Gold is traded in the UK and is found in products we use every day, including jewellery and electronics.
It’s very difficult to tell whether any of it is illegally mined in Brazil. The gold supply chain is very opaque, gold passes through many different stages on its way to being refined, and gold from different sources is mixed. But we do know that a high proportion of gold from Brazil is illegal and that the UK imports a high volume of gold from Brazil.
So, the gold that circulates on UK markets could be connected to human rights and environmental destruction in Brazil. In fact, illegal gold from the Brazilian Amazon has already been linked to international jewellery and electronics companies, including Apple, Google, Microsoft and Amazon.
In addition, the certification standards that the UK hosts - such as the London Bullion Market Association’s 'Responsible Sourcing' programme and the Responsible Jewellery Council - are currently certifying gold from mines that have been linked to human rights abuse.

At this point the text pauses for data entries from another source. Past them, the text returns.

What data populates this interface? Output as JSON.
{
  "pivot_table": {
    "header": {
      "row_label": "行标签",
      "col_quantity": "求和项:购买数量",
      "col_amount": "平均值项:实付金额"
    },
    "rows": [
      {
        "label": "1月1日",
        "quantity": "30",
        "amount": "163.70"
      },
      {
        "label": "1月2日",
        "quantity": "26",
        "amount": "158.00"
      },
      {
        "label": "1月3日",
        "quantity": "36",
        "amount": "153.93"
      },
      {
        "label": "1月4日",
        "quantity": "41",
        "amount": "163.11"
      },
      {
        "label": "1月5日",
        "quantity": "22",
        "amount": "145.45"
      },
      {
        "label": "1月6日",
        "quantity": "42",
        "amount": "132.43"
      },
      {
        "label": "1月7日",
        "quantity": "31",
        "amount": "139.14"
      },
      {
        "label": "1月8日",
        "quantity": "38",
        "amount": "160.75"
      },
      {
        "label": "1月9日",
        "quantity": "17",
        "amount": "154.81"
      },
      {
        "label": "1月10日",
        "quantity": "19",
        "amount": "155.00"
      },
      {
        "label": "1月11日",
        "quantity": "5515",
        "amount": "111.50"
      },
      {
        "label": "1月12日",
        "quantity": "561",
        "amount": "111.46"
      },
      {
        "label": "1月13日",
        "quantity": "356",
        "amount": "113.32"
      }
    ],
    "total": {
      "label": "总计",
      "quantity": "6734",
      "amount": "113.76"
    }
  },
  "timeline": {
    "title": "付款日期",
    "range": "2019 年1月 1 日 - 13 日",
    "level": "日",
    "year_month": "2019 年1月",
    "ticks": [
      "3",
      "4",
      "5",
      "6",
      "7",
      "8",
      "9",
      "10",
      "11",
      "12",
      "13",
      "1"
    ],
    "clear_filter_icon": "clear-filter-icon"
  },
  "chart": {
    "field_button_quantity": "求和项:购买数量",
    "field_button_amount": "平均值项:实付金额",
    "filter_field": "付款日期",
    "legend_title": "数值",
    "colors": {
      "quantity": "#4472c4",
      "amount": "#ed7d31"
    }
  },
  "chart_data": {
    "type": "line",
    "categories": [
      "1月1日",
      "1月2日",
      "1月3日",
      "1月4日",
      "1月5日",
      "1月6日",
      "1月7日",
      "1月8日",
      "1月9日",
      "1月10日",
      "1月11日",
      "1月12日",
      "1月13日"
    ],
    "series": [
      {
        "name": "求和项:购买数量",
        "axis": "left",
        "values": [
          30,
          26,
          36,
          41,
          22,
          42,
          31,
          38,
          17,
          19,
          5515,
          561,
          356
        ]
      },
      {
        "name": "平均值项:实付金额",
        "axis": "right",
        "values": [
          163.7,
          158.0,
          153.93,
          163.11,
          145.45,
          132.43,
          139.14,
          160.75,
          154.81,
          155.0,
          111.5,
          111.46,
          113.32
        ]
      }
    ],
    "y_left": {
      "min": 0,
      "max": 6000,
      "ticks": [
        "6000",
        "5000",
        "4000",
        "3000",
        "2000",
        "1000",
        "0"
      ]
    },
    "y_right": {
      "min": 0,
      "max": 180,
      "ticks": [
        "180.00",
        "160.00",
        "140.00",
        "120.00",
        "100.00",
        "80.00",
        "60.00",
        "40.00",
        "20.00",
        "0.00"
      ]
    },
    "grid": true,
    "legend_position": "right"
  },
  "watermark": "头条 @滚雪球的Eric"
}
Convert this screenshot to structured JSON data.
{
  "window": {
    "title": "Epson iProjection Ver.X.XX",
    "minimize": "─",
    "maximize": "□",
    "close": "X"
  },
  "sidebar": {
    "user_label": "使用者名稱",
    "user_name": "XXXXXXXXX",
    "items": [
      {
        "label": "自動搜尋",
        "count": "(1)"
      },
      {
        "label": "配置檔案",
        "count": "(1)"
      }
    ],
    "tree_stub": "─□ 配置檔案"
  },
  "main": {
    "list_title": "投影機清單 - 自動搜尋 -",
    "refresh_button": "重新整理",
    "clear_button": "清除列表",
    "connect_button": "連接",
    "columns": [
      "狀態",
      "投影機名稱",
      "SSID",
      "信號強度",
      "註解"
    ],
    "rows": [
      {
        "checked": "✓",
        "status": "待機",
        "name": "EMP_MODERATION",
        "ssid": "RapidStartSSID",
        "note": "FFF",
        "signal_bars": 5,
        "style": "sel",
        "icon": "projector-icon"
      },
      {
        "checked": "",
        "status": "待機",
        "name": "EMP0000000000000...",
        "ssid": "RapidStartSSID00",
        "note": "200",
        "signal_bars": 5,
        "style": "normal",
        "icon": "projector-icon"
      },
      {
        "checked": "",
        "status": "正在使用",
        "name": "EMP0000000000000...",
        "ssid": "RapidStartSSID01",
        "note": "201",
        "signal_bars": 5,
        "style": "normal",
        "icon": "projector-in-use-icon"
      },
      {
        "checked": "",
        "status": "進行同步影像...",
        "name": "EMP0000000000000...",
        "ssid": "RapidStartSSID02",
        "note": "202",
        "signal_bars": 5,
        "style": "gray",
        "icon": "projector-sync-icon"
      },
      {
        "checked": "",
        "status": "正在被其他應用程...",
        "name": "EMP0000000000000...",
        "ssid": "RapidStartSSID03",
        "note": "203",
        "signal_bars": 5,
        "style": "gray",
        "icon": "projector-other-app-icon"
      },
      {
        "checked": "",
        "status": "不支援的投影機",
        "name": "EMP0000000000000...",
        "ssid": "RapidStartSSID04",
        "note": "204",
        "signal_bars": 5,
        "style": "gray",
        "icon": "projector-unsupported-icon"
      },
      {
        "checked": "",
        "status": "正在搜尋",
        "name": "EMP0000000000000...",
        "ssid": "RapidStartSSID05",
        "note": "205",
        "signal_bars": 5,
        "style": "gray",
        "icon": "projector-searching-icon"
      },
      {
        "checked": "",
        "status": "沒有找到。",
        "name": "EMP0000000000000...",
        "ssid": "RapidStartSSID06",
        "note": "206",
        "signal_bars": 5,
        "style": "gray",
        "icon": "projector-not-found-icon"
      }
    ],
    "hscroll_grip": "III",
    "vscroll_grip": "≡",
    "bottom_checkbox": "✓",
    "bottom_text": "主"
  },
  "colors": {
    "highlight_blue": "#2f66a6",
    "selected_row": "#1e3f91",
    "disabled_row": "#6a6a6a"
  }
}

Gold Mining in Yanomami Indigenous Territory
This briefing outlines the scale of human rights abuse and environmental destruction caused by illegal gold mining in Yanomami Indigenous Territory, in the Brazilian Amazon, and outlines recommendations for the UK government and British businesses to tackle this issue.
Action is needed both in Brazil and internationally - the UK has a role to play
The Brazilian government, under new president Luiz Inácio Lula da Silva, has already taken initial steps to tackle illegal mining in Yanomami Indigenous Territory by launching a police operation to remove illegal miners - and much more needs to be done.
But it also faces a huge challenge due to the scale of the issue. The international community needs to support the Brazilian government’s actions and simultaneously to take action to tackle the international trade in illegal gold. At the moment, this action is simply not happening.
The UK government should support the Brazilian government in these efforts and introduce stronger legislation to tackle abuse in UK supply chains. UK businesses should enhance their due diligence, increase traceability and transparency in their supply chains, and commit not to source gold from Brazil until the Brazilian government has taken further steps to address illegal mining.
It’s not enough to turn a blind eye – UK companies need to ensure they do not contribute to or profit from destructive gold mining.